ACT leader Rodney Hide today withdrew allegations against Associate Education Minister David Benson-Pope of assaulting pupils when he was a teacher at Dunedin's Bayfield High School.
Mr Hide and National MP Judith Collins yesterday asked Mr Benson-Pope in Parliament whether he ever tied boys' hands together and jammed tennis balls in their mouths, and whether he once smacked a boy with the back of his hand and made the pupil's nose bleed.
This morning Mr Hide said: "He got up in Parliament and said it didn't happen and I accept that."
He said he talked to the students who made the claims last night and they were sticking by their story but Mr Hide accepted Mr Benson-Pope's answers.
Mr Hide denied he was back-tracking.
"I didn't put these as allegations, I put these as questions," he told National Radio today.
Mr Benson-Pope replied in Parliament yesterday by saying: "I have not been guilty of, or involved in, any inappropriate behaviour in my 24 years as a secondary school teacher. Nor am I aware of any complaint of any kind."
Mr Hide said today he was required by Parliament to accept Mr Benson-Pope's word and he did so.
"I accept that he has rejected my questions and therefore the claims are wrong."
He defended his right in asking the questions saying he had initially been approached by one of the pupils in 2000 and again at the beginning of this year with more detail which he followed up by meeting in person those making the claims.

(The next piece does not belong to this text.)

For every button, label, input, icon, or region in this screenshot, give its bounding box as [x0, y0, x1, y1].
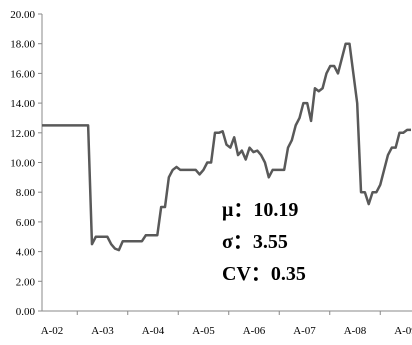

"I checked them out, I talked to more than one student and I also went to a lawyer and got a lawyer's advice," he said.
"And then the question is, what does one do with this?"
In the past the Government had treated ACT in "very bad faith" when they raised concerns, Mr Hide said.
"I thought the best way was to put it out in the open and ask the question and allow the minister to reject it."
Mr Hide said his lawyer told him only one of the student's complaints was worth lodging with police but the student declined to take action.
Former principal Bruce Leadbetter, who worked with Mr Benson-Pope at Bayfield High School for 15 years, said yesterday the associate education minister had a "no nonsense" exterior but underneath he was a "cuddly bear".
Mr Leadbetter said the questions in Parliament were "bizarre".
He had never heard any complaints about that sort of behaviour about Mr Benson-Pope in all the time they had worked together.
Mr Benson-Pope left Bayfield to enter Parliament in 1999.
"You only have to watch him with his own children to see what he is like. He has a gruff exterior but that hides a softness," Mr Leadbetter said.